We are introduced to Everett in an ominously long, unbroken shot, as he chats with an assortment of students, teachers, and other interested parties. It’s a big game, and the whole town will be there, except for him and Fay (Sierra McCormick), a younger girl who works as a switchboard operator. As outsiders who often work while everyone else is playing, Everett and Fay have struck up a quirky friendship. She has just bought a tape recorder (an exciting new technology at the time), so he teaches her how to use it by weaving in and out of the crowd entering the gym, interviewing the locals.
This scene is just preamble to the film’s more sensational elements, which revolve around these two loners investigating a possible UFO sighting just outside of town, but it creates a pervasive tension between the known and the unknown, between the seeker and that which wishes to remain hidden. Later that night, Fay hears a strange noise through her switchboard and gets Everett to play it on the air. A call comes in from a former military officer who has heard the sound before. From another caller, they get a report of a hovering object. This sets Everett, Fay, and the tape recorder on a journey through the night to discover the source of the sound and record it for posterity.

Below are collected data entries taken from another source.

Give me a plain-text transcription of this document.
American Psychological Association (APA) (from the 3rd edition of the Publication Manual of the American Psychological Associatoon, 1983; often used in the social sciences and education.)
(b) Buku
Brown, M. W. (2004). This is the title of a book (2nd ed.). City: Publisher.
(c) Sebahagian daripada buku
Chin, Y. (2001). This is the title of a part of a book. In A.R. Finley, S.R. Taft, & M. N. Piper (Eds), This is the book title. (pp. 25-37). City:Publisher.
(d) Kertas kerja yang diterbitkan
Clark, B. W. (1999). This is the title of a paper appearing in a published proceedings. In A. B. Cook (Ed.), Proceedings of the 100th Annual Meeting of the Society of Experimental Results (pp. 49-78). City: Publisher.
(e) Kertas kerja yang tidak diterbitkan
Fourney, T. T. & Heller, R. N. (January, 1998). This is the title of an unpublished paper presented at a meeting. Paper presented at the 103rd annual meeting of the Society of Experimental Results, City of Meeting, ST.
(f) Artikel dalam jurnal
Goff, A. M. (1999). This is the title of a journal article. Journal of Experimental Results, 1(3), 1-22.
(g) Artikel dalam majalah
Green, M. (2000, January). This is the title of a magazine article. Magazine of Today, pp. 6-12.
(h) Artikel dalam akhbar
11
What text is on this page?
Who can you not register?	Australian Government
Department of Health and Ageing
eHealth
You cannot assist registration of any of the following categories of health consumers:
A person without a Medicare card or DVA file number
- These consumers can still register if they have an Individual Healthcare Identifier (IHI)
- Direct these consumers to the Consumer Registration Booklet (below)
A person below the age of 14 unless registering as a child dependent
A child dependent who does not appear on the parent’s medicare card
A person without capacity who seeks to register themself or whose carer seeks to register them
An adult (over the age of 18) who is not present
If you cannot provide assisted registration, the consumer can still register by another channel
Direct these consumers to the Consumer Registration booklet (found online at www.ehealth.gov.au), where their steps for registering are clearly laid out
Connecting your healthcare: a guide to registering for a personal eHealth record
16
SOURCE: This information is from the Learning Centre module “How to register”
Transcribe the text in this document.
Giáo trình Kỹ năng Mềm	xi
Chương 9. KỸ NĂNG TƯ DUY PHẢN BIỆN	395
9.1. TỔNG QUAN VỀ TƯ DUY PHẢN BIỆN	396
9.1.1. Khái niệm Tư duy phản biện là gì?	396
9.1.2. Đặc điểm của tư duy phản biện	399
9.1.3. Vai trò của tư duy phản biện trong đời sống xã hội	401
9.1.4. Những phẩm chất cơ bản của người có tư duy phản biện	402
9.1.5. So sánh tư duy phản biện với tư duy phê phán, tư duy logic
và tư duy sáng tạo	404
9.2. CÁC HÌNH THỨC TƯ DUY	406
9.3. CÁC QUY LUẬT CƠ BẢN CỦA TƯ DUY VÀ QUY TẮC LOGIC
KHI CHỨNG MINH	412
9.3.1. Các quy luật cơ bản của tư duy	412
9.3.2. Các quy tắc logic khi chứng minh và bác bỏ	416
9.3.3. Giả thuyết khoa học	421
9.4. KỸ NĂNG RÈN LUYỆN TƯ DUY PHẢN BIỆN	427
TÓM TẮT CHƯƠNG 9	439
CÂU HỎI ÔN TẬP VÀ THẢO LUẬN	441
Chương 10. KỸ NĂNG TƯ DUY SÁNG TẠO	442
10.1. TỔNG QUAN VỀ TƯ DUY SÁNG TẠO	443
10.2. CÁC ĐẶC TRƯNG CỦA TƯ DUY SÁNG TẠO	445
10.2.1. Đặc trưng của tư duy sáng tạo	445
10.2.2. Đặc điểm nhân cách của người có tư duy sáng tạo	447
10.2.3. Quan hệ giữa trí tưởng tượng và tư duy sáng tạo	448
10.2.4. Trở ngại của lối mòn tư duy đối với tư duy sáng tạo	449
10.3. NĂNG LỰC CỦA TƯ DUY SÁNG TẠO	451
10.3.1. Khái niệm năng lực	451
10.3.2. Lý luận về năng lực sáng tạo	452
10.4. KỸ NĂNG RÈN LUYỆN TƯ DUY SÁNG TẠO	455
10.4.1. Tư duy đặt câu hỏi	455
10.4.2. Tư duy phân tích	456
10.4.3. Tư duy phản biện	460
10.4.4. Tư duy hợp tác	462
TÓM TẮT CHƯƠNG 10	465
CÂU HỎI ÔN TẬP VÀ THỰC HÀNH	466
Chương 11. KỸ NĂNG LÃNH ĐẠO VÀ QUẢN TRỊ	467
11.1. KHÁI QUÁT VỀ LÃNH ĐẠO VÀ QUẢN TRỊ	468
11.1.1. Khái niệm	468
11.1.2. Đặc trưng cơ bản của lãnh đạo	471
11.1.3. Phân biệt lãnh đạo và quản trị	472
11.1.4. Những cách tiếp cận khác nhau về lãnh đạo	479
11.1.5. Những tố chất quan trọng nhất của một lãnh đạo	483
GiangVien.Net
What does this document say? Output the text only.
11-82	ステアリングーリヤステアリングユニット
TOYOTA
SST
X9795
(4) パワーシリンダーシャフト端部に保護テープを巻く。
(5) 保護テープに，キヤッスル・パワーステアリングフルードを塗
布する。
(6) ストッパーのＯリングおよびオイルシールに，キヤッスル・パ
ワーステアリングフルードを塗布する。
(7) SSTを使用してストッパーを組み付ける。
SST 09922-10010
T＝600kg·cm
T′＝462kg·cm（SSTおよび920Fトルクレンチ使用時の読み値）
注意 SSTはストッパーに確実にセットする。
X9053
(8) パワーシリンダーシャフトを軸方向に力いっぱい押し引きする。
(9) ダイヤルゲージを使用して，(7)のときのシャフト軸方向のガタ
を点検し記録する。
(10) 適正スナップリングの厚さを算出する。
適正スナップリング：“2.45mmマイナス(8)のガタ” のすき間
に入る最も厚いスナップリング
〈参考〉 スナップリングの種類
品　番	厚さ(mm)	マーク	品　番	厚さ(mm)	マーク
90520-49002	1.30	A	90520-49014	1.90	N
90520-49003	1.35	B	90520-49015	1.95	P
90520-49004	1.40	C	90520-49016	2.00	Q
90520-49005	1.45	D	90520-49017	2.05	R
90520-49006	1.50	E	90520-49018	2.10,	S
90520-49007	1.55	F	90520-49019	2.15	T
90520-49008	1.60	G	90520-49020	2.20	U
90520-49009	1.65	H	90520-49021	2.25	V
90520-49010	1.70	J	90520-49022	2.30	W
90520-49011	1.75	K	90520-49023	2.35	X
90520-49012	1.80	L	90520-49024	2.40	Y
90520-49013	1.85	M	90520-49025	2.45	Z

It’s a small-scale adventure, with the film’s grander elements kept mostly out of sight. Instead, it succeeds on the backs of its performers – especially Horowitz and McCormick, who carry a heavy load – and the engaging mood created by its first-time director Andrew Patterson. With a limited score and sparse plot, Patterson maintains an edge-of-your seat through his total command of the form. Some sequences are shot statically, with few cuts or camera movements, letting the actors create movement through performance. Elsewhere, he employs the language of expressionism, moving the camera great distances in a few moments or interspersing cuts to black in an otherwise tense scene to keep the viewer on edge. As an exercise in tension-building, the payoff may be too gentle for some viewers but felt appropriately understated to this one
Its one serious misstep is a framing device in which the film’s events are occasionally seen on a grainy TV screen, an episode of a “Twilight Zone” knock-off shown in an undefined, present-day world. It’s a gimmick, commonly employed by rookie directors, borne out of artistic insecurity that raises questions it can’t answer and ultimately only detracts from the tension of the moment. “The Vast of Night” is strong enough to exist without any qualification. It’s a film that makes you lean in to listen harder, not because it’s particularly quiet, but because you want to be the first to know what happens next.
“The Vast of Night” is now streaming on Amazon Prime.